Grosse(s) délivrée(s) le :
à :
Me Thomas MEULIEN – 1022
Me Gérard MINO – 0178
Me Frédéric PEYSSON – 1005
Me Jean baptiste TAILLAN – 1014
2 copies à la régie
2 copies au service expertises
1 Copie au dossier
EXPOSE DU LITIGE
Vu l’article 455 du code de procédure civile,
Vu les assignations en date des 7, 8, 16, 21, 28 octobre 2024 délivrées par la SCI MARIS STELLA à la SARL INGENIERIE DECOR CONCEPT (IDC), à Monsieur [R] [V], Madame [E] [S] épouse [V], la SAS ARCHITEC, la SASU NOUVELLE ETANCHEITE VAROISESEV, la mutuelle des architectes français (MAF),
La procédure a été enregistrée sous le RG n° 24/02149.
Vu l’assignation par dénonce de procédure en date du 4 mars 2025 délivrées par Monsieur [R] [V], Madame [E] [S] épouse [V] à la SMABTP.

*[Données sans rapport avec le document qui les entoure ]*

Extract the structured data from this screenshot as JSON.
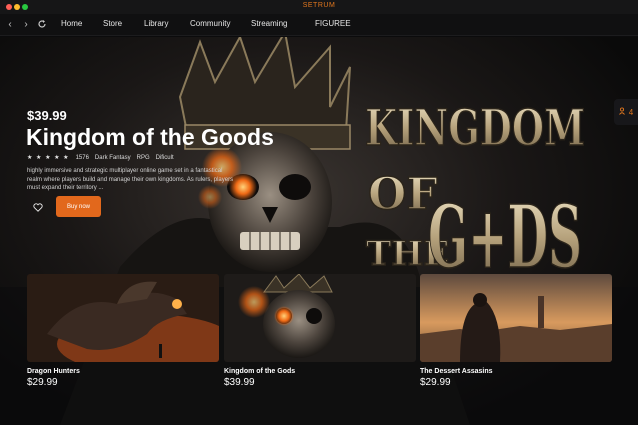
{
  "window": {
    "title": "SETRUM"
  },
  "nav": {
    "links": [
      "Home",
      "Store",
      "Library",
      "Community",
      "Streaming",
      "FIGUREE"
    ]
  },
  "side_tab": {
    "count": "4",
    "icon": "users-icon"
  },
  "hero": {
    "price": "$39.99",
    "title": "Kingdom of the Goods",
    "rating_stars": "★ ★ ★ ★ ★",
    "rating_count": "1576",
    "tags": [
      "Dark Fantasy",
      "RPG",
      "Dificult"
    ],
    "description": "highly immersive and strategic multiplayer online game set in a fantastical realm where players build and manage their own kingdoms. As rulers, players must expand their territory ...",
    "buy_label": "Buy now",
    "logo_line1": "KINGDOM",
    "logo_line2": "OF",
    "logo_line3": "THE",
    "logo_line4": "G+DS"
  },
  "cards": [
    {
      "title": "Dragon Hunters",
      "price": "$29.99"
    },
    {
      "title": "Kingdom of the Gods",
      "price": "$39.99"
    },
    {
      "title": "The Dessert Assasins",
      "price": "$29.99"
    }
  ],
  "colors": {
    "accent": "#e2681c",
    "background": "#0b0b0c"
  }
}
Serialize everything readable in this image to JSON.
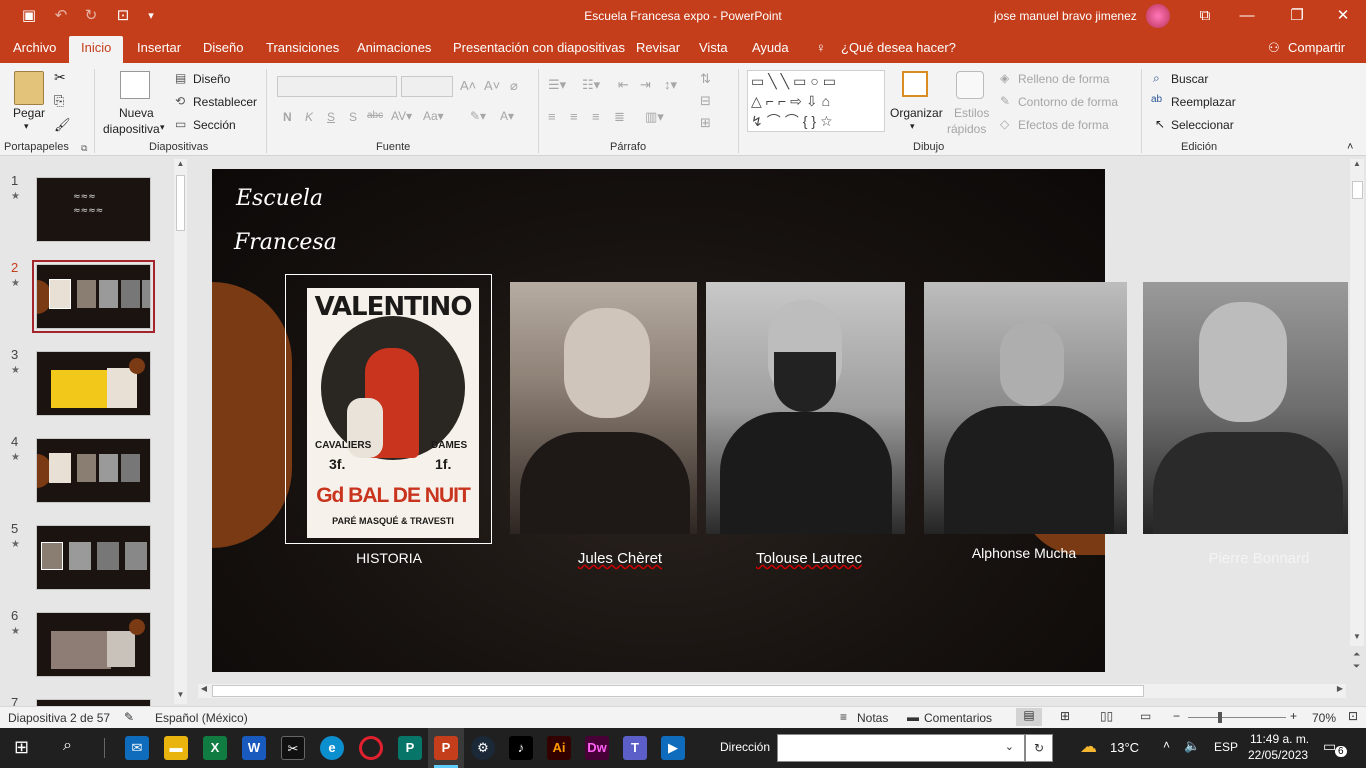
{
  "window": {
    "title": "Escuela Francesa expo  -  PowerPoint",
    "user": "jose manuel bravo jimenez"
  },
  "tabs": [
    "Archivo",
    "Inicio",
    "Insertar",
    "Diseño",
    "Transiciones",
    "Animaciones",
    "Presentación con diapositivas",
    "Revisar",
    "Vista",
    "Ayuda"
  ],
  "tell_me": "¿Qué desea hacer?",
  "share": "Compartir",
  "ribbon": {
    "clipboard": {
      "paste": "Pegar",
      "group": "Portapapeles"
    },
    "slides": {
      "new_slide_1": "Nueva",
      "new_slide_2": "diapositiva",
      "design": "Diseño",
      "reset": "Restablecer",
      "section": "Sección",
      "group": "Diapositivas"
    },
    "font": {
      "group": "Fuente",
      "bold": "N",
      "italic": "K",
      "underline": "S",
      "shadow": "S",
      "strike": "abc"
    },
    "paragraph": {
      "group": "Párrafo"
    },
    "drawing": {
      "arrange": "Organizar",
      "styles_1": "Estilos",
      "styles_2": "rápidos",
      "fill": "Relleno de forma",
      "outline": "Contorno de forma",
      "effects": "Efectos de forma",
      "group": "Dibujo"
    },
    "editing": {
      "find": "Buscar",
      "replace": "Reemplazar",
      "select": "Seleccionar",
      "group": "Edición"
    }
  },
  "thumbnails": [
    {
      "num": "1"
    },
    {
      "num": "2"
    },
    {
      "num": "3"
    },
    {
      "num": "4"
    },
    {
      "num": "5"
    },
    {
      "num": "6"
    },
    {
      "num": "7"
    }
  ],
  "slide": {
    "logo_1": "Escuela",
    "logo_2": "Francesa",
    "poster_top": "VALENTINO",
    "poster_mid_left": "CAVALIERS",
    "poster_mid_right": "DAMES",
    "poster_price_left": "3f.",
    "poster_price_right": "1f.",
    "poster_bottom": "Gd BAL DE NUIT",
    "poster_foot": "PARÉ MASQUÉ & TRAVESTI",
    "captions": [
      "HISTORIA",
      "Jules Chèret",
      "Tolouse Lautrec",
      "Alphonse Mucha",
      "Pierre Bonnard"
    ]
  },
  "status": {
    "slide_count": "Diapositiva 2 de 57",
    "language": "Español (México)",
    "notes": "Notas",
    "comments": "Comentarios",
    "zoom": "70%"
  },
  "taskbar": {
    "address_label": "Dirección",
    "weather": "13°C",
    "lang": "ESP",
    "time": "11:49 a. m.",
    "date": "22/05/2023",
    "notifications": "6"
  },
  "colors": {
    "accent": "#c43e1c",
    "brown": "#7a3a14"
  }
}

La procédure a été enregistrée sous le RG n° 25/01134.
Ils sollicitent la jonction de la procédure avec la procédure enregistrée sous le n° RG 24/02149.
A l’audience du 2 mai 2025, la jonction entre les procédures enregistrées sous le RG n° 25/01134 et le RG n° 24/02149 a été prononcée sous ce dernier numéro.
Vu les conclusions soutenues à l’audience du 2 mai 2025 par la SCI MARIS STELLA, et auxquelles il est renvoyé pour l’exposé des moyens. Elle sollicite une mesure d’expertise judiciaire avec mission habituelle en la matière et s’oppose à la mise hors de cause de la société INGENIERIE DECOR CONCEPT.
Vu les conclusions soutenues à l’audience du 2 mai 2025 par Monsieur [R] [V], Madame [E] [S] épouse [V], et auxquelles il est renvoyé pour l’exposé des moyens. Ils sollicitent la jonction des procédures enregistrées sous le RG n° 25/01134 et le RG n° 24/02149, et formulent protestations et réserves quant à la mesure d’expertise sollicitée.
Vu les conclusions soutenues à l’audience du 2 mai 2025 par la société ARCHITEC, et auxquelles il est renvoyé pour l’exposé des moyens. Elle formule protestations et réserves.
Vu les conclusions soutenues à l’audience du 2 mai 2025 par la société SMABTP, et auxquelles il est renvoyé pour l’exposé des moyens. Elle formule protestations et réserves et sollicite la communication de certains documents relatifs au travaux de la part des époux [V].
Vu les conclusions soutenues à l’audience du 2 mai 2025 par la société IDC, et auxquelles il est renvoyé pour l’exposé des moyens. Elle s’oppose aux demandes formulées à son encontre par la demanderesse, sollicite à ce titre sa mise hors de cause et la condamnation de la SCI MARIS STELLA à lui payer la somme de 1 200 euros sur le fondement de l’article 700 du code de procédure civile.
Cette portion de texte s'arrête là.